Desiring an escape from home in Puerto Montt, I hopped on a bus after ballet class Saturday, and motored South. Being alone was fabulous as I was tired from incessant ballet practice and constant activity. My seat was across the isle from six very jovial and rowdy men. Their activities aggravated me at first, but I allowed my iPod and book to lull me into a sense of solace. My own seatmate was a very quiet and unobstrusive young boy. Thus I passed the time reading and listened to music, but mostly I just dozed and watched the scenery flow by outside my window. The hightlight of the four-hour drive is always the ferry tip across the Bay of Chacao. Separating the big island from the mainland, the Pacific Ocean spills in to the left and sets the hundreds of little islands to the right afloat. There are always sea lions playing among the algeas, and often the Pacific current creates a white-capped section in the middle of the crossing. There is no thrill like riding a ferry through the rough section and being flirtatiously caressed by the cold salt water as you lean out over the ferry’s sides. Leaving the bus and shunning the raised platform where most of the passengers stood, I found a solitary vantage point, standing on an iron protrudance, causing the wall to reach my hips. The sea roiled about 5 feet beneath me and I balanced there the entire crossing, absorbing the tableau as much as I could. The wind buffeted my hair, seabirds swooped and dove, the mighty engines towed the cargo of buses and cars, and the feeling of being blown free of all my problems and stress filled me with a desire to dance and shout. I climbed aboard the bus with a renewed sense of joie de vivre.
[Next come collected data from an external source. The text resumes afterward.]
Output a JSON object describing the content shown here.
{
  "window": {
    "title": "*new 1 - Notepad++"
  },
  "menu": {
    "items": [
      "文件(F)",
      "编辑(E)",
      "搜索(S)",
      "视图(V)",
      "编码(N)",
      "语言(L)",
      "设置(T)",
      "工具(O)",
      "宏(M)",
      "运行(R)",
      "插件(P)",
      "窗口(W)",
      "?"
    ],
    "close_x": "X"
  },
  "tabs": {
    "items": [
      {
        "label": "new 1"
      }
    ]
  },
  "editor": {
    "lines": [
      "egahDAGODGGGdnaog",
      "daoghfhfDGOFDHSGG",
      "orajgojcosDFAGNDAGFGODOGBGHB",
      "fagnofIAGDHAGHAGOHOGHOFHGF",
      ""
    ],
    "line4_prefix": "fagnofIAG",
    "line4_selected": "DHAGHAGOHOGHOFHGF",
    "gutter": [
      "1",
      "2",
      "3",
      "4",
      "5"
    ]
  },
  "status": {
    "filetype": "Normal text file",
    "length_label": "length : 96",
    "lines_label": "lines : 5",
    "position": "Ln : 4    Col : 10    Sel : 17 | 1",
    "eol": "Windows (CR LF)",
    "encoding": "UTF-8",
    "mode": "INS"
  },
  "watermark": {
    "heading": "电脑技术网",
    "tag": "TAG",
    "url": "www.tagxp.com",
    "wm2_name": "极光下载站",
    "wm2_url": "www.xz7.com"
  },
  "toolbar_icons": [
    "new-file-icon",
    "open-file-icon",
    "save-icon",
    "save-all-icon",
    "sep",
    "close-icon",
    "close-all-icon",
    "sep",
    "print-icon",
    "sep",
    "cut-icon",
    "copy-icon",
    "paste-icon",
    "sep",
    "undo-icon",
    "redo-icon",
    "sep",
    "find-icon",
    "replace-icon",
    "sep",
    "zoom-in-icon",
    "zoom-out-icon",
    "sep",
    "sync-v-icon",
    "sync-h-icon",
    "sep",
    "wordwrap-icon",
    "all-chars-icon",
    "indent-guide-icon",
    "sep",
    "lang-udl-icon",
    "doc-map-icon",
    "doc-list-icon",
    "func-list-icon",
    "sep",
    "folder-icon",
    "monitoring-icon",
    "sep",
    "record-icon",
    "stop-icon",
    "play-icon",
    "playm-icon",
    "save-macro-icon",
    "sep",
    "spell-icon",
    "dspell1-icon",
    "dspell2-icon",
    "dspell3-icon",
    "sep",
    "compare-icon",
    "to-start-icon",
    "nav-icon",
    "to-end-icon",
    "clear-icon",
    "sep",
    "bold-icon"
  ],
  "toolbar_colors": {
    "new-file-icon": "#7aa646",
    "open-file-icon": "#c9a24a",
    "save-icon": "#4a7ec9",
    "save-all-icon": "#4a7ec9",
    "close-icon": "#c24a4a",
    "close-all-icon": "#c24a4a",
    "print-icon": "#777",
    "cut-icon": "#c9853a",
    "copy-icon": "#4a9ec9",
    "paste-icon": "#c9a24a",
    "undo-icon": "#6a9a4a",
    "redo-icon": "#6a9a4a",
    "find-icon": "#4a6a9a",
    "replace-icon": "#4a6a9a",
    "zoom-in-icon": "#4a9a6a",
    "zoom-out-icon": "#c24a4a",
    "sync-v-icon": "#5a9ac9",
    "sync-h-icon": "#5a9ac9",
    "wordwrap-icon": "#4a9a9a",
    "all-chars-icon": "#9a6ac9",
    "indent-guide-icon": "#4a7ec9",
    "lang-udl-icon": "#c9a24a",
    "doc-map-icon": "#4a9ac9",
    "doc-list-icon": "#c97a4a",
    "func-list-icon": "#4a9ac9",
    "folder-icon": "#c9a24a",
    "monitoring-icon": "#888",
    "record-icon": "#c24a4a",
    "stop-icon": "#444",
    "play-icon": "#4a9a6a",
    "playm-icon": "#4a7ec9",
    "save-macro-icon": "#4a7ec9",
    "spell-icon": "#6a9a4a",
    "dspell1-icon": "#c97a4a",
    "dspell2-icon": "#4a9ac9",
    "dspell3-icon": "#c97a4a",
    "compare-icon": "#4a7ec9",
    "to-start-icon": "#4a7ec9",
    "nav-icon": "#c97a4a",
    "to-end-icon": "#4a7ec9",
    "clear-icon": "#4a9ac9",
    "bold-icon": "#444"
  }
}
The remainder of the trip passed without a hitch, although I fought sleep in fear of missing my stop. As I was only carrying a messenger bag, I left the bus with no ado and ran across the highway to where my hosts were waiting to take me on to their little town. We drove about half and hour more and reached Quemchi! The scenery of the big island is akin to that of the Irish country-side. It is all softly rolling green hills dotted with wholly white sheep, small houses, trees, and blackberry brambles that threaten to overpower the barbed-wire fencing. On an overcast day, grey clouds hang pregnant with rain, pillowing the horizon. On a clear day, the bright sun sears the landscape with brilliant color, and the blue sky is a saphire backdrop to the landscape.
The town of Quemchi is right off the beach and from my host’s house on the hill there is a gorgous view of more islands, set nets, boats, and just general sea-town life. I spent a lovely weekend with my friends in their home, and when I hopped on the bus to come back home, I felt like a new person, ready to face the following week and ballet exams with illogical energy and renewed passion. I firmly believe one must face one’s problems, but a runaway to Quemchi can only strengthen me to do so!